Statin use lowers risk of gallstones followed by cholecystectomy


Use of statins over a long period of time was associated with a decreased risk of gallstones followed by cholecystectomy.

Long-term use of statins was associated with a decreased risk of gallstones followed by cholecystectomy, according to a study published in the Journal of the American Medical Association (JAMA).

Gallstone disease is a leading cause of morbidity in western countries and carries a high economic burden. Statins decrease hepatic cholesterol biosynthesis and may therefore lower the risk of cholesterol gallstones by reducing the cholesterol concentration in the bile, JAMA reports. Data on this association in humans are scarce.

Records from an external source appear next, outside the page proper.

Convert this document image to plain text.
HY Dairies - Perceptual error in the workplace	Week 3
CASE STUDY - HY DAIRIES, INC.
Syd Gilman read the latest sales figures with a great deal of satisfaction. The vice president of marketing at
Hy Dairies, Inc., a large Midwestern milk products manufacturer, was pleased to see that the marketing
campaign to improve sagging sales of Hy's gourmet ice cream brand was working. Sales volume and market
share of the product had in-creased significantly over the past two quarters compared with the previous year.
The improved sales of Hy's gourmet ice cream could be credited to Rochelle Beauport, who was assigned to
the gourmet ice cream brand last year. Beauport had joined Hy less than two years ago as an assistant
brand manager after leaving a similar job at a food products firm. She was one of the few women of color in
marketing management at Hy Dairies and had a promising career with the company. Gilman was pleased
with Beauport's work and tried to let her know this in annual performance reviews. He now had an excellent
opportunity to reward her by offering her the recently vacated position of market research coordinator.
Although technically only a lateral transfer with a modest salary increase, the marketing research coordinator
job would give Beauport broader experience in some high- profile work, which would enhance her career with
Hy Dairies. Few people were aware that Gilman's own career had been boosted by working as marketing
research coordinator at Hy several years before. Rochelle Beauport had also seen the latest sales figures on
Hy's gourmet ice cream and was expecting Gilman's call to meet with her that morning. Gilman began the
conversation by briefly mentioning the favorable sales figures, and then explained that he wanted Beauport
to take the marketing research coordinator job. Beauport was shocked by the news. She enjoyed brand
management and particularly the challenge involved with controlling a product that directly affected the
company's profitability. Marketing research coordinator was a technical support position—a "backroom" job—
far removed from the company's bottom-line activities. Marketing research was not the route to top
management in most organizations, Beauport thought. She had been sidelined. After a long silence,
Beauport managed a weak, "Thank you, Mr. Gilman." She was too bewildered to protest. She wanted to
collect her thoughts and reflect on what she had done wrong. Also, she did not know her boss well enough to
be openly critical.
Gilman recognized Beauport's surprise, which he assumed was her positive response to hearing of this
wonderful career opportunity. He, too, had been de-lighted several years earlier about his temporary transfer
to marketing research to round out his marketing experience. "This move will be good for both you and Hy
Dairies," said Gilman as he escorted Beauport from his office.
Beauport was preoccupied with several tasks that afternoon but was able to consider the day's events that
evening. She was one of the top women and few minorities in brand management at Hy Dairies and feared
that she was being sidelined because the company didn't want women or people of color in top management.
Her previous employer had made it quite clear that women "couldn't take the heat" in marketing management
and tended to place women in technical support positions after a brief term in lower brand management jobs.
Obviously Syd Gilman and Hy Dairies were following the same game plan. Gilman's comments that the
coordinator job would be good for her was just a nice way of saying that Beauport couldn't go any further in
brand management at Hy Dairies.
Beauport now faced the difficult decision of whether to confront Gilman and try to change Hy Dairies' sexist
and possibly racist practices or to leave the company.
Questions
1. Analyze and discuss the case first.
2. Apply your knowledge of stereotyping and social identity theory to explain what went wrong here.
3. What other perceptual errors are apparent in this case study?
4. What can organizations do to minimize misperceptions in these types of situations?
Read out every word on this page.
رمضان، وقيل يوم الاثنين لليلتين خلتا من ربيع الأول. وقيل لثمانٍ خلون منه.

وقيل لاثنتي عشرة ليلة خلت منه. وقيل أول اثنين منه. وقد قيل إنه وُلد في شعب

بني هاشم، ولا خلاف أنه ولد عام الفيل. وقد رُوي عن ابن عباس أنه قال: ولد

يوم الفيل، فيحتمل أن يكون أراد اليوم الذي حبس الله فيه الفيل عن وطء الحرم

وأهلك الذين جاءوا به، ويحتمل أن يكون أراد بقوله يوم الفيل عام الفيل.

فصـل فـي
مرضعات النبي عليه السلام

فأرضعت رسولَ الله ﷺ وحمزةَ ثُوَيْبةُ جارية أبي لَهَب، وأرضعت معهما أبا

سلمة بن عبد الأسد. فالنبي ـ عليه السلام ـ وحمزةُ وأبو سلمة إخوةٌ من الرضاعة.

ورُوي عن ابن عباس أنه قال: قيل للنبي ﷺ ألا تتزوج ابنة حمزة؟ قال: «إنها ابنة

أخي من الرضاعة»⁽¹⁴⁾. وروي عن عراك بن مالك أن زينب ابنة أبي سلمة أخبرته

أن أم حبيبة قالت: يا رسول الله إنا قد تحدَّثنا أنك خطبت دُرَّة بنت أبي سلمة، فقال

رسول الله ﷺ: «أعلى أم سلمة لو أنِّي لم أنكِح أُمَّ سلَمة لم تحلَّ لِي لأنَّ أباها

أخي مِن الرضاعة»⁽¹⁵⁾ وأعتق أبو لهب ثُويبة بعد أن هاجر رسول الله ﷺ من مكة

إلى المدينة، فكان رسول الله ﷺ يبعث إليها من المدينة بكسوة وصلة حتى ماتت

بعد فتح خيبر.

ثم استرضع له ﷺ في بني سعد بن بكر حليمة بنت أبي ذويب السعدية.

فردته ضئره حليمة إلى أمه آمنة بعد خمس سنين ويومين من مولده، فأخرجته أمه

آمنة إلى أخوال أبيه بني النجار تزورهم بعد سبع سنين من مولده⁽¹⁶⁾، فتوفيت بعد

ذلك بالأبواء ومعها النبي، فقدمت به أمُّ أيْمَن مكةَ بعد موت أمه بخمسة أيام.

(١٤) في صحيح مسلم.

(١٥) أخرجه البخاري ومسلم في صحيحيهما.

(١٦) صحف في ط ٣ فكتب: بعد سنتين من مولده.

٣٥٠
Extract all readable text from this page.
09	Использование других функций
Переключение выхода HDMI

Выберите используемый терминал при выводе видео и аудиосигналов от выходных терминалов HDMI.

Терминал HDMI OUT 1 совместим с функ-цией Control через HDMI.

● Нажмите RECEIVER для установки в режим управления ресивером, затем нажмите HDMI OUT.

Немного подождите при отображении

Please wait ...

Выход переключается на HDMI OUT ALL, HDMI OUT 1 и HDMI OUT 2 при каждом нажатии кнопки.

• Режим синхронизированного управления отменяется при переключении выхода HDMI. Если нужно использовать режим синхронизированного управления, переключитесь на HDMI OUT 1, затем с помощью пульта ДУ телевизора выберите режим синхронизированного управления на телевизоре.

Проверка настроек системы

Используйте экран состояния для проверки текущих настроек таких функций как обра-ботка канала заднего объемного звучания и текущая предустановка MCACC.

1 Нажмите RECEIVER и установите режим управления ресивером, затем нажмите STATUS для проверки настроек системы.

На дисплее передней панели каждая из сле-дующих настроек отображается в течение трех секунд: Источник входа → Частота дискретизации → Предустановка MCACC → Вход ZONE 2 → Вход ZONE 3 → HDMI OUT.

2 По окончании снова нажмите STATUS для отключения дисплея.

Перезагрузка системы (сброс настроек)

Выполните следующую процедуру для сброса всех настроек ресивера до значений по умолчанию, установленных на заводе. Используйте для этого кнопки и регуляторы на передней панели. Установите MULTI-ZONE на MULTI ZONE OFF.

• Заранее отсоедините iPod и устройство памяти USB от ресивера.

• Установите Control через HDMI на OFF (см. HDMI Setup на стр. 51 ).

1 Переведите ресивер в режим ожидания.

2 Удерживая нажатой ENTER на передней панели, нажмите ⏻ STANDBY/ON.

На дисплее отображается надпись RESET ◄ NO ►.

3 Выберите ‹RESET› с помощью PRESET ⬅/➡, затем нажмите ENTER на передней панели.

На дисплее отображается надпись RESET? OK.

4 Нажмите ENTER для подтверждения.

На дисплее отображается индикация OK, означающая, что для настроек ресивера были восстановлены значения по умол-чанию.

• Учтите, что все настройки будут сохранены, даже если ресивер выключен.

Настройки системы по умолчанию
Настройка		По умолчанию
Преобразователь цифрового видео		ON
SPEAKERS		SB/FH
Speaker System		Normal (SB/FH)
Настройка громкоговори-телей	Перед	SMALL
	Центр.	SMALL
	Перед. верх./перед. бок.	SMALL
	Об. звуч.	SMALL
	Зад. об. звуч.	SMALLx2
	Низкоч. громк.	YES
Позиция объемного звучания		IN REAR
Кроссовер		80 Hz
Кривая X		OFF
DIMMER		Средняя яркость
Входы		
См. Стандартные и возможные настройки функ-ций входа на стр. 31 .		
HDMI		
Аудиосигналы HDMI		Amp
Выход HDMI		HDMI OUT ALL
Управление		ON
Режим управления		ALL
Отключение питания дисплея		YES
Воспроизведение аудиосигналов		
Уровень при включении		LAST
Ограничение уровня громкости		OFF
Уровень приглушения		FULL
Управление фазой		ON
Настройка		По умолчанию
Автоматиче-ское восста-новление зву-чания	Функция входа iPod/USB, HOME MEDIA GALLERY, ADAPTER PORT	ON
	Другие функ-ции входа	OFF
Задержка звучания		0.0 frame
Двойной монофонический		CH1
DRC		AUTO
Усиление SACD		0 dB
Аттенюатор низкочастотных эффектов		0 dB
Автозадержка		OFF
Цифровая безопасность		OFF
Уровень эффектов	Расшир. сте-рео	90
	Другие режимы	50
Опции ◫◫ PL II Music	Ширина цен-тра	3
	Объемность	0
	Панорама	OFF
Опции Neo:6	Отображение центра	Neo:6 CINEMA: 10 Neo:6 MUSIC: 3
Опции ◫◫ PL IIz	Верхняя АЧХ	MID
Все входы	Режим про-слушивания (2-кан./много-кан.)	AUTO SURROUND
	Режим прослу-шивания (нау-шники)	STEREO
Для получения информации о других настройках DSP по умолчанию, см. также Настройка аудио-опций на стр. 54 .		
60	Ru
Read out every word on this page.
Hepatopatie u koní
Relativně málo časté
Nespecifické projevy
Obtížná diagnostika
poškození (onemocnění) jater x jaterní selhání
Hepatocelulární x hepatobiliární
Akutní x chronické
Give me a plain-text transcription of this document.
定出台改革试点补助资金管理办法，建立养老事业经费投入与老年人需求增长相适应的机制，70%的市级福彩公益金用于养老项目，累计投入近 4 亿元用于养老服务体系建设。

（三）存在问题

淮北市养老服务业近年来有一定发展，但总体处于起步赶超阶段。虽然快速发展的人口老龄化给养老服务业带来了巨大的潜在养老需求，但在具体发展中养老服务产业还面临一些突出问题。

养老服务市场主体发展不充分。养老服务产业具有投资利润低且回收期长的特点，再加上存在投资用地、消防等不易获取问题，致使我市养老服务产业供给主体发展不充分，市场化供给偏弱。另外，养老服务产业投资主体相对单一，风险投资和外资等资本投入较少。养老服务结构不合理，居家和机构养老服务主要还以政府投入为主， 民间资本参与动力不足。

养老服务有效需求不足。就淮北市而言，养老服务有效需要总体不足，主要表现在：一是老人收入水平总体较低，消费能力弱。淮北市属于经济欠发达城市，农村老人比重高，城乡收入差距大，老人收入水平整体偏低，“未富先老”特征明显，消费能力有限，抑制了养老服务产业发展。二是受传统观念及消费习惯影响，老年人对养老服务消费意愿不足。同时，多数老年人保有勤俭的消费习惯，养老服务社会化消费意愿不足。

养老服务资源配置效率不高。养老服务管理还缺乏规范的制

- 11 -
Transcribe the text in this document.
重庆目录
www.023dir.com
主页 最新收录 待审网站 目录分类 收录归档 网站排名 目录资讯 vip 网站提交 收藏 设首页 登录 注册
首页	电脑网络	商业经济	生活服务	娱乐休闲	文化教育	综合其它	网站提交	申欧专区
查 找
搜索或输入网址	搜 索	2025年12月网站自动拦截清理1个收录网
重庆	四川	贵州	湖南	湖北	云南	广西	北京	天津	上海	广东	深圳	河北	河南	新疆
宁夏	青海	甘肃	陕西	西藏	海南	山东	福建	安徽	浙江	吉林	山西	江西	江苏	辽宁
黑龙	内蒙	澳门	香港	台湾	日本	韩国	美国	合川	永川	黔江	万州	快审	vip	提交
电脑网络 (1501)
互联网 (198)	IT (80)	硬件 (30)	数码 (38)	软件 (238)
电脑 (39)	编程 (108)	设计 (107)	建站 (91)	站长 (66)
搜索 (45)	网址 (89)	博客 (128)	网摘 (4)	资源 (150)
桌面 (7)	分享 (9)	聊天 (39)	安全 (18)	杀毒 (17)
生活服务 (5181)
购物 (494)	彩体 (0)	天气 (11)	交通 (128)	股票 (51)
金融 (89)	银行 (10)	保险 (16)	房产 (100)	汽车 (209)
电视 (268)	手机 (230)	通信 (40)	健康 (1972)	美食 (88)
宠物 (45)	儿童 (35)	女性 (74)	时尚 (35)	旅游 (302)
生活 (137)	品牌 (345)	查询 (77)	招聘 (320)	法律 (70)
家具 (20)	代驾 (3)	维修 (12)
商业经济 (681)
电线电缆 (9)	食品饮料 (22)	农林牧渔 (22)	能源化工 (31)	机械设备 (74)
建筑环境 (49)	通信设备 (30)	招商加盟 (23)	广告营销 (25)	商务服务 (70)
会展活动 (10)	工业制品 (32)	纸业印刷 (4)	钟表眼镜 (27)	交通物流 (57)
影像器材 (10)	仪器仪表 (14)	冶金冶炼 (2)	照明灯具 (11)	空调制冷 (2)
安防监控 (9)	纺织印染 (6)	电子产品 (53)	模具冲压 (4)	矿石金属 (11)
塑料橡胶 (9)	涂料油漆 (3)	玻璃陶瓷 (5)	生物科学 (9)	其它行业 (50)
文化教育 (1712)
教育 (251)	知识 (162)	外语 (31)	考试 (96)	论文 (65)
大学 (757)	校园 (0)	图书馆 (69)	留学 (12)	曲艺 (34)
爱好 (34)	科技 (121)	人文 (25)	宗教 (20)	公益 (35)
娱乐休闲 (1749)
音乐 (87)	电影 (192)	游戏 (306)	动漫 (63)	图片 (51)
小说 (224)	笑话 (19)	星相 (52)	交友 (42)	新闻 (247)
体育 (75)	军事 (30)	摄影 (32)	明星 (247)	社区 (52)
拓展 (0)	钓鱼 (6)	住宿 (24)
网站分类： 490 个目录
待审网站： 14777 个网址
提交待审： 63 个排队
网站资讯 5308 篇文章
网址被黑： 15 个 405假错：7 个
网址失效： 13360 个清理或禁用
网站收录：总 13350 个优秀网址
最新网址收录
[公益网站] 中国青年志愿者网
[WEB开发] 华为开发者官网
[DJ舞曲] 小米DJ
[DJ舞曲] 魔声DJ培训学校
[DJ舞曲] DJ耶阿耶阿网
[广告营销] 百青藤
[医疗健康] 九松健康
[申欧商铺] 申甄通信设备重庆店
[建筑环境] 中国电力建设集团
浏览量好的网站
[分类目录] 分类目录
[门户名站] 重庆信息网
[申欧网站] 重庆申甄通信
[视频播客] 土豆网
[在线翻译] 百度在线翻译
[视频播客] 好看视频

Researchers studied the association between the use of statins, fibrates, or other lipid-lowering agents and the risk of incident gallstone disease followed by cholecystectomy.

Case-control analysis used the UK-based General Practice Research Database. Incident patients between 1994 and 2008 and 4 controls per each patient were identified and matched on age, sex, general practice, calendar time, and years of history in the database. The study population was 76% women and the mean age was 53.4 (15.0) years at the index date. Conditional logistic regression was used to estimate the odds ratio (OR) of developing gallstones followed by cholecystectomy in relation to exposure to lipid-lowering agents, stratified by exposure timing and duration. The ORs and 95% confidence intervals (CIs) were adjusted for smoking, body mass index, ischemic heart disease, stroke, and estrogen use.

The main outcome measure was the adjusted OR (AOR) for developing gallstone disease followed by cholecystectomy in relation to exposure to lipid-lowering agents.

A total of 27,035 patients with cholecystectomy and 106,531 matched controls were identified, including 2,396 patients and 8,868 controls who used statins. Compared with nonuse, current statin use (last prescription recorded within 90 days before the first-time diagnosis of the disease) was 1.0% for patients and 0.8% for controls (AOR, 1.10; 95% CI, 0.95-1.27) for 1 to 4 prescriptions; 2.6% vs 2.4% (AOR, 0.85; 95% CI, 0.77-0.93) for 5 to 19 prescriptions; and 3.2% vs 3.7% (AOR, 0.64; 95% CI, 0.59-0.70) for 20 or more prescriptions. The AORs for current use of statins defined as 20 or more prescriptions were similar (around 0.6) across age, sex, and body mass index categories, and across the statin class.